There's one underlying factor that could determine your fertility
Your age, your weight, your diet - there are plenty of things that we know affect our fertility as women.
Sadly, some factors are a little less predictable and preventible - underlying medical conditions and genetics play a role in how fertile we are but are unfortunately out of our control.
Now it's thought that even the age our own mums had us at could be a factor in how easy it is for us to get pregnant.
A new study of over 43,000 women at McGill University in Quebec has found that a significant number of women without children were born to older mothers.
Almost one in five of the women studied whose mums were over 30 when they were born did not have children, it found.

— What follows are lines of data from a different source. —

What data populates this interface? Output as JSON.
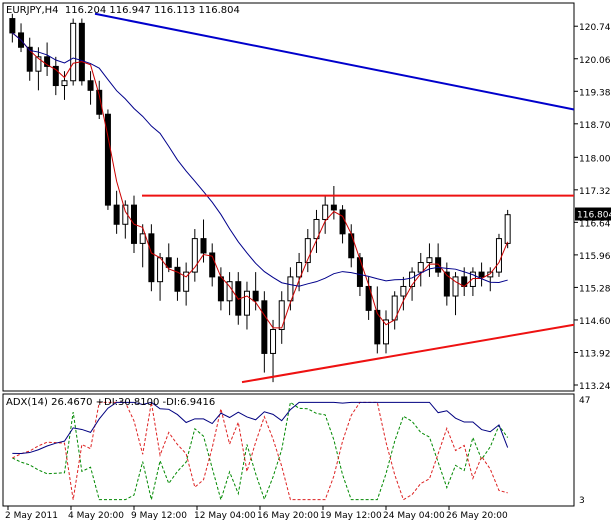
{
  "main": {
    "symbol": "EURJPY,H4",
    "open": "116.204",
    "high": "116.947",
    "low": "116.113",
    "close": "116.804",
    "current_price_badge": "116.804",
    "price_ticks": [
      "120.740",
      "120.060",
      "119.380",
      "118.700",
      "118.000",
      "117.320",
      "116.640",
      "115.960",
      "115.280",
      "114.600",
      "113.920",
      "113.240"
    ]
  },
  "indicator": {
    "title": "ADX(14) 26.4670 +DI:30.8100 -DI:6.9416",
    "scale_max": "47",
    "scale_min": "3"
  },
  "time_axis": [
    "2 May 2011",
    "4 May 20:00",
    "9 May 12:00",
    "12 May 04:00",
    "16 May 20:00",
    "19 May 12:00",
    "24 May 04:00",
    "26 May 20:00"
  ],
  "colors": {
    "bull_candle": "#ffffff",
    "bear_candle": "#000000",
    "ma_fast": "#cc0000",
    "ma_slow": "#00008b",
    "trendline_blue": "#0000cc",
    "trendline_red": "#ee1111",
    "adx": "#000080",
    "plus_di": "#008800",
    "minus_di": "#dd2222"
  },
  "chart_data": {
    "type": "candlestick",
    "title": "EURJPY,H4",
    "ylim": [
      113.24,
      121.1
    ],
    "ohlc_approx": [
      [
        120.9,
        121.0,
        120.4,
        120.6
      ],
      [
        120.6,
        120.8,
        120.2,
        120.3
      ],
      [
        120.3,
        120.5,
        119.6,
        119.8
      ],
      [
        119.8,
        120.3,
        119.4,
        120.1
      ],
      [
        120.1,
        120.4,
        119.7,
        119.9
      ],
      [
        119.9,
        120.1,
        119.3,
        119.5
      ],
      [
        119.5,
        119.8,
        119.2,
        119.6
      ],
      [
        119.6,
        120.9,
        119.5,
        120.8
      ],
      [
        120.8,
        120.9,
        119.5,
        119.6
      ],
      [
        119.6,
        119.8,
        119.1,
        119.4
      ],
      [
        119.4,
        119.6,
        118.8,
        118.9
      ],
      [
        118.9,
        119.0,
        116.9,
        117.0
      ],
      [
        117.0,
        117.3,
        116.4,
        116.6
      ],
      [
        116.6,
        117.1,
        116.3,
        117.0
      ],
      [
        117.0,
        117.2,
        116.0,
        116.2
      ],
      [
        116.2,
        116.6,
        115.7,
        116.4
      ],
      [
        116.4,
        116.6,
        115.2,
        115.4
      ],
      [
        115.4,
        116.0,
        115.0,
        115.9
      ],
      [
        115.9,
        116.2,
        115.6,
        115.7
      ],
      [
        115.7,
        115.9,
        115.0,
        115.2
      ],
      [
        115.2,
        115.8,
        114.9,
        115.6
      ],
      [
        115.6,
        116.5,
        115.4,
        116.3
      ],
      [
        116.3,
        116.7,
        115.8,
        116.0
      ],
      [
        116.0,
        116.2,
        115.3,
        115.5
      ],
      [
        115.5,
        115.7,
        114.8,
        115.0
      ],
      [
        115.0,
        115.6,
        114.7,
        115.4
      ],
      [
        115.4,
        115.6,
        114.5,
        114.7
      ],
      [
        114.7,
        115.4,
        114.4,
        115.2
      ],
      [
        115.2,
        115.6,
        114.8,
        115.0
      ],
      [
        115.0,
        115.2,
        113.5,
        113.9
      ],
      [
        113.9,
        114.6,
        113.3,
        114.4
      ],
      [
        114.4,
        115.2,
        114.1,
        115.0
      ],
      [
        115.0,
        115.7,
        114.8,
        115.5
      ],
      [
        115.5,
        116.0,
        115.2,
        115.8
      ],
      [
        115.8,
        116.5,
        115.6,
        116.3
      ],
      [
        116.3,
        116.9,
        116.0,
        116.7
      ],
      [
        116.7,
        117.2,
        116.4,
        117.0
      ],
      [
        117.0,
        117.4,
        116.7,
        116.9
      ],
      [
        116.9,
        117.0,
        116.2,
        116.4
      ],
      [
        116.4,
        116.6,
        115.7,
        115.9
      ],
      [
        115.9,
        116.0,
        115.1,
        115.3
      ],
      [
        115.3,
        115.5,
        114.6,
        114.8
      ],
      [
        114.8,
        115.3,
        113.9,
        114.1
      ],
      [
        114.1,
        114.8,
        113.9,
        114.6
      ],
      [
        114.6,
        115.2,
        114.4,
        115.1
      ],
      [
        115.1,
        115.5,
        114.8,
        115.3
      ],
      [
        115.3,
        115.7,
        115.0,
        115.6
      ],
      [
        115.6,
        116.0,
        115.3,
        115.8
      ],
      [
        115.8,
        116.2,
        115.5,
        115.9
      ],
      [
        115.9,
        116.2,
        115.5,
        115.6
      ],
      [
        115.6,
        115.8,
        114.9,
        115.1
      ],
      [
        115.1,
        115.6,
        114.7,
        115.5
      ],
      [
        115.5,
        115.7,
        115.1,
        115.3
      ],
      [
        115.3,
        115.7,
        115.1,
        115.6
      ],
      [
        115.6,
        115.8,
        115.3,
        115.5
      ],
      [
        115.5,
        115.7,
        115.2,
        115.6
      ],
      [
        115.6,
        116.4,
        115.5,
        116.3
      ],
      [
        116.2,
        116.9,
        116.1,
        116.8
      ]
    ],
    "trendlines": [
      {
        "name": "blue downtrend",
        "color": "blue",
        "from_price": 121.0,
        "to_price": 119.0
      },
      {
        "name": "horizontal resistance",
        "color": "red",
        "price": 117.2
      },
      {
        "name": "rising support",
        "color": "red",
        "from_price": 113.3,
        "to_price": 114.5
      }
    ],
    "adx_series": {
      "adx_last": 26.467,
      "plus_di_last": 30.81,
      "minus_di_last": 6.9416,
      "range": [
        3,
        47
      ]
    }
  }
}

The researchers couldn't tell whether this was by choice or due to fertility problems.
"We had no knowledge of whether childlessness was intentional," they said in notes, but added that "the association with childlessness was highly consistent."
This conclusion echoes what other research concluded over 10 years ago.

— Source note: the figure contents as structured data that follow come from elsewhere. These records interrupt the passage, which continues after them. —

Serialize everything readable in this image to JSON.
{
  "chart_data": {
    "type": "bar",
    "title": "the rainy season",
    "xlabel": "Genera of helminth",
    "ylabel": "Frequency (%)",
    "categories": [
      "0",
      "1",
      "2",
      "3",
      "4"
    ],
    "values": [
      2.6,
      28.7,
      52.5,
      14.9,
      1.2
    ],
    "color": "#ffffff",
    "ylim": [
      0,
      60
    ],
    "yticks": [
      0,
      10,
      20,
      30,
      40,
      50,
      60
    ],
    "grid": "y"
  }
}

A 2006 study found that women attending a fertility clinic in Atlanta were more likely to conceive if they themselves had been born to younger mums.
The findings from this study suggested that the closer a woman is to menopause when she gives birth, the more likely it is that her daughter will have trouble conceiving as an adult.
"When we are treating patients close to the age of 40, we are helping them get babies but, at the same time, these children will have a higher risk of becoming infertility patients," Peter Nagy of Reproductive Biology Associates in Atlanta said at the time.